正教会の聖人暦(せいじんれき)は、東方正教会の典礼生活の根幹をなす暦で、一年365日(閏年は366日)それぞれに記念すべき聖人・殉教者・祝祭が割り当てられています。この暦は単なるカレンダーではなく、教会の礼拝・祈祷・断食の全体を規定する「典礼暦」としての意味を持ちます。
正教会の聖人暦にはいくつかの重要な特徴があります。
- 多くのロシア正教会・セルビア正教会などはユリウス暦(旧暦)を使用しており、グレゴリオ暦(新暦)と最大13日のズレが生じる
- コンスタンティノープル正教会やギリシャ正教会などは新暦に移行している
- 復活祭(パスハ)を頂点とする「移動祝日」の系列と、固定日付の「不動祝日」の系列から成る
- 各聖人の記念日はその人が殉教・永眠した日(「誕生日」ではなく「天への誕生日」)に設定されることが多い
聖人暦は教会の公式文書である「メノロギオン(月別聖人伝)」や「シナクサリオン」にまとめられており、毎日の聖務日課(夕べの祈り・朝の祈りなど)においてその日の聖人が読み上げられます。

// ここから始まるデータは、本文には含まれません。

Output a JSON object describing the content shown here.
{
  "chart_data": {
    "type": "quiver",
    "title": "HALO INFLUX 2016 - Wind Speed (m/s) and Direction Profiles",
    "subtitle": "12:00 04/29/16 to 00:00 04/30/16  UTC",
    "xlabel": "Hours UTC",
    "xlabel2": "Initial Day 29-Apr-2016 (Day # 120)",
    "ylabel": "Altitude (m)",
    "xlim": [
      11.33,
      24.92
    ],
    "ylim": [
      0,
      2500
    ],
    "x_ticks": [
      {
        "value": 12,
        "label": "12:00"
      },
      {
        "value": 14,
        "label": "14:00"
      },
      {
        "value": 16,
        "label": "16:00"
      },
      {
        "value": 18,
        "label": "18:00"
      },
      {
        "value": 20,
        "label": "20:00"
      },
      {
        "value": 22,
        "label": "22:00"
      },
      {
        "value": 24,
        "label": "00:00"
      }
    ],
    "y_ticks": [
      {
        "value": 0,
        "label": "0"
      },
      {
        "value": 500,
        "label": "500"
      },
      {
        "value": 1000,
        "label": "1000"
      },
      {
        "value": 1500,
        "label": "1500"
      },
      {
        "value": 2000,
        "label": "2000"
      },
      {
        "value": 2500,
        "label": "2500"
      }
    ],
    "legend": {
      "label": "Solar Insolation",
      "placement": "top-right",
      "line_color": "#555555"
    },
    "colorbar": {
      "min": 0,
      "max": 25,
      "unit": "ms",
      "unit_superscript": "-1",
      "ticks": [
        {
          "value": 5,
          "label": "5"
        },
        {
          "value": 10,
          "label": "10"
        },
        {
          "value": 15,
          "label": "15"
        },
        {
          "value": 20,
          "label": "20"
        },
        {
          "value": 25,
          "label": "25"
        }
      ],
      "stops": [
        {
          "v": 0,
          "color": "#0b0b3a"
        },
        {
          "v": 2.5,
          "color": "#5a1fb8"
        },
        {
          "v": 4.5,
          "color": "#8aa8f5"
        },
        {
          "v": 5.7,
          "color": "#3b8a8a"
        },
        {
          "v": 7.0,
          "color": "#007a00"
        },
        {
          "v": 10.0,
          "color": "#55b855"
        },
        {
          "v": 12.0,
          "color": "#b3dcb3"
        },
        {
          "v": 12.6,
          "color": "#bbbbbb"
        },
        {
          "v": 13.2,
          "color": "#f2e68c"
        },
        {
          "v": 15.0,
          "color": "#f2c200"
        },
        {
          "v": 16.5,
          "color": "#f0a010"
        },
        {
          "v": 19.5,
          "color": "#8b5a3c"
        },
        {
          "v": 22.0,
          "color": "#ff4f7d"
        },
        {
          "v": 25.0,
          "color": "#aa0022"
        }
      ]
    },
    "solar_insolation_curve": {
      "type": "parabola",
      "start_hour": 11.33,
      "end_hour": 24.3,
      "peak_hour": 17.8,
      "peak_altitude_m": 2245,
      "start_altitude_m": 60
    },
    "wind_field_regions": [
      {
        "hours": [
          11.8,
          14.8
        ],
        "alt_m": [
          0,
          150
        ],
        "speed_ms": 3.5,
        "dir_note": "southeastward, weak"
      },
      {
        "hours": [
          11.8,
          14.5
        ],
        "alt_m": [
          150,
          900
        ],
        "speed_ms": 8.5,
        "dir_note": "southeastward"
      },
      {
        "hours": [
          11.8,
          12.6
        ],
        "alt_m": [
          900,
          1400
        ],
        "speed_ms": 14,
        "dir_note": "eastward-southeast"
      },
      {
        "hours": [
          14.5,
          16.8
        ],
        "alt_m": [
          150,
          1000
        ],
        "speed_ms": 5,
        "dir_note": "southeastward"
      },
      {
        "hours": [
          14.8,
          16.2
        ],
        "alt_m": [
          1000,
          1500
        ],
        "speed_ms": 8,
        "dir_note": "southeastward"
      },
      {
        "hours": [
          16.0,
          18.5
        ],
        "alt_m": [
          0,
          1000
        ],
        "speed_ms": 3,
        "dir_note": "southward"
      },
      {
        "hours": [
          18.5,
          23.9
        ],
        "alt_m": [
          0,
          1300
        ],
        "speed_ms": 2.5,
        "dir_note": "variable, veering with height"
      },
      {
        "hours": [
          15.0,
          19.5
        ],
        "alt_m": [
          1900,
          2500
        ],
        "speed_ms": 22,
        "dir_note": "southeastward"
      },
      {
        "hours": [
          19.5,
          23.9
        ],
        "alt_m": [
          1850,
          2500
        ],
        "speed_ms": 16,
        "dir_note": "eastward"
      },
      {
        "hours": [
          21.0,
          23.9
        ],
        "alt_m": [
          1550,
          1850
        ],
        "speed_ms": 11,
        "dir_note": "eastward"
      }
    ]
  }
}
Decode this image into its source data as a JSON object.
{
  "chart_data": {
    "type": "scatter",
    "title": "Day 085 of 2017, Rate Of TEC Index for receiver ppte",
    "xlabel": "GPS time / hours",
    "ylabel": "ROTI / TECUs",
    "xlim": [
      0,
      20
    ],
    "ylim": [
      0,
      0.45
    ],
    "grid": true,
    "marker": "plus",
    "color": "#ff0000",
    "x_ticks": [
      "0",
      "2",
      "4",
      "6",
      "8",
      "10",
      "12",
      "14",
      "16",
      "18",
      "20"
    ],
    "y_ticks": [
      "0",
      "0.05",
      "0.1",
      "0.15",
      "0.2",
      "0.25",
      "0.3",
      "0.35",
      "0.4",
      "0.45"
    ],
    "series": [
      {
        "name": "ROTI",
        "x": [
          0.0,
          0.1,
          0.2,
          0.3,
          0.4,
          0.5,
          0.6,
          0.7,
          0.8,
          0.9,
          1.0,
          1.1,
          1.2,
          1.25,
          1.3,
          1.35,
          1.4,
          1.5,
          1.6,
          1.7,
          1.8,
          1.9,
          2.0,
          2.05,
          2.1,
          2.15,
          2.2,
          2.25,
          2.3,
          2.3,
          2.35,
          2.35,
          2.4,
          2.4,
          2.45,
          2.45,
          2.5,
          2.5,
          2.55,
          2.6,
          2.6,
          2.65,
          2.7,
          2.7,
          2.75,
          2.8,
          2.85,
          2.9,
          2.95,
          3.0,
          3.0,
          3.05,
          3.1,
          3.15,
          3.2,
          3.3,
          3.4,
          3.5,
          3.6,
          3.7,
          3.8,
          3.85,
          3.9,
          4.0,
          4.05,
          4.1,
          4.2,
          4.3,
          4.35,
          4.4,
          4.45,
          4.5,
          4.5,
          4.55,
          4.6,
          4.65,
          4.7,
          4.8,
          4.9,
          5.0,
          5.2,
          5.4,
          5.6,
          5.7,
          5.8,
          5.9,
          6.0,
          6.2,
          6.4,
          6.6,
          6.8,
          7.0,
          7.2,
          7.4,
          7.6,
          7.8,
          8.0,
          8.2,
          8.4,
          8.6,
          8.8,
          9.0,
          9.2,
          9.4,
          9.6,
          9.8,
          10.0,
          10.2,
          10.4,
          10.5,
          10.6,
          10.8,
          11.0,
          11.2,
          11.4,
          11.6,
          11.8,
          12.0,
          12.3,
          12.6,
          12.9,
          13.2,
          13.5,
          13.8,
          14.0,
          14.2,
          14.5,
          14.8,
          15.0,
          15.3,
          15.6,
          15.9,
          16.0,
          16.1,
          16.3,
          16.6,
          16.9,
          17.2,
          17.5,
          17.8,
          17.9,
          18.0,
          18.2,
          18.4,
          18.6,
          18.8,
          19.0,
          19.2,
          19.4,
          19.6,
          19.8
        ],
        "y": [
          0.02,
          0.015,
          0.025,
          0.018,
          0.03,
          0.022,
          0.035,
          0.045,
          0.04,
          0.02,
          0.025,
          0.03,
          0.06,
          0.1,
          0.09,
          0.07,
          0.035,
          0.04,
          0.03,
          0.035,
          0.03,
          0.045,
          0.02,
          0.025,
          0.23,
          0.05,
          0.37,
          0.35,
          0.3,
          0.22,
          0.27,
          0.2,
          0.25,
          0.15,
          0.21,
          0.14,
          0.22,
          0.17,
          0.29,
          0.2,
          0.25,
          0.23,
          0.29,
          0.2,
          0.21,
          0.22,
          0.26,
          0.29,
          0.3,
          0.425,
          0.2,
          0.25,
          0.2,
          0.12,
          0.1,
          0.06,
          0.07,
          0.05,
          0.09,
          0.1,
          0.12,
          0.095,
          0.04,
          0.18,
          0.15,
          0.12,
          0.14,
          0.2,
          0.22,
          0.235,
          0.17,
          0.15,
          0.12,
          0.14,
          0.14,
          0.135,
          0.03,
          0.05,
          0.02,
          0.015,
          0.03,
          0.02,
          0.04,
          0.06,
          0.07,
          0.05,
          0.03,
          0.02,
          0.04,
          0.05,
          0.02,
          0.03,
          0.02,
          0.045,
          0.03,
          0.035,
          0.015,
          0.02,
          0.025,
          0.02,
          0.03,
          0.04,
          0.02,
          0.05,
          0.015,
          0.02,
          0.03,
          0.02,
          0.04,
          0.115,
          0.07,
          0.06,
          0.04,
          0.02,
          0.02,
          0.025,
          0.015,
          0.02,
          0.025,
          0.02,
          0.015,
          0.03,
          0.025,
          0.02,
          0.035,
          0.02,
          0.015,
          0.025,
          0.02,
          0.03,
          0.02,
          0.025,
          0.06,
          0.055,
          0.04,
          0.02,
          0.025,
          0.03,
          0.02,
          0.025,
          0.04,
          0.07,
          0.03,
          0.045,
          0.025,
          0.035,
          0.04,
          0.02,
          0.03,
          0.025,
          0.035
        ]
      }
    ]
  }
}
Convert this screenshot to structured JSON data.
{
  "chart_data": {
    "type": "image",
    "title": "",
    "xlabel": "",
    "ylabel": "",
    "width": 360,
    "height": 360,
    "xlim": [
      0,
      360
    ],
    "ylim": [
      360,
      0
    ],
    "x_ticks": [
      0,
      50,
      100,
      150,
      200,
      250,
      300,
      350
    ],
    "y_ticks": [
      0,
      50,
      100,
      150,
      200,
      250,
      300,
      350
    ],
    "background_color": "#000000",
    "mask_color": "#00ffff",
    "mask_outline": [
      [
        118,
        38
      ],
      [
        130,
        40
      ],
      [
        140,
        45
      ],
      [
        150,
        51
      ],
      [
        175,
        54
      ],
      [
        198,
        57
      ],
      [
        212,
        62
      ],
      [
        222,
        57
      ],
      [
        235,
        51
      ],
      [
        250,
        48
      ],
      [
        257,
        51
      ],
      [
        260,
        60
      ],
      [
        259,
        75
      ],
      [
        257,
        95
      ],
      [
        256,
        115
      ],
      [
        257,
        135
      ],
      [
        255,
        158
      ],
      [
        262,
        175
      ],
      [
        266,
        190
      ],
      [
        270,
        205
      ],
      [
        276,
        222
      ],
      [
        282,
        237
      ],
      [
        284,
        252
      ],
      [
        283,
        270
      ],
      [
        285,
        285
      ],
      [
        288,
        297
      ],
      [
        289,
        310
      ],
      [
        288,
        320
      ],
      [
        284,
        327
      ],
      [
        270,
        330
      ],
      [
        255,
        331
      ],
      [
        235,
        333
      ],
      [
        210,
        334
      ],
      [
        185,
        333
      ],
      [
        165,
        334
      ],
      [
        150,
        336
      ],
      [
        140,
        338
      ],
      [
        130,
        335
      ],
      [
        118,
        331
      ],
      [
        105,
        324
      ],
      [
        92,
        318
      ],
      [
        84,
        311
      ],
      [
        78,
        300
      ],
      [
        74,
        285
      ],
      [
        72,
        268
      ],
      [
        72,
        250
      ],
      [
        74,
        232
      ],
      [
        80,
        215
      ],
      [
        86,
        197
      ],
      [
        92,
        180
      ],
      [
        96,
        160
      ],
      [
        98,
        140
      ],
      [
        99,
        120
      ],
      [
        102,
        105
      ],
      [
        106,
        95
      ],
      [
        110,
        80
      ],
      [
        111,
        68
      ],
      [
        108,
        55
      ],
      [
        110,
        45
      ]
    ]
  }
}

ロシアなどでは「名前の日(イミョニニ)」として、自分の守護聖人の記念日を誕生日よりも重視して祝う文化も残っています。
日本正教会でも独自の聖人暦が整備されており、日本の殉教者なども加えられています。
使い方・例文
「今日の聖人暦では使徒ペトロの記念日にあたるため、教会では特別な奉神礼(礼拝)が行われた」というように、教会の典礼日程を説明する場面で使われます。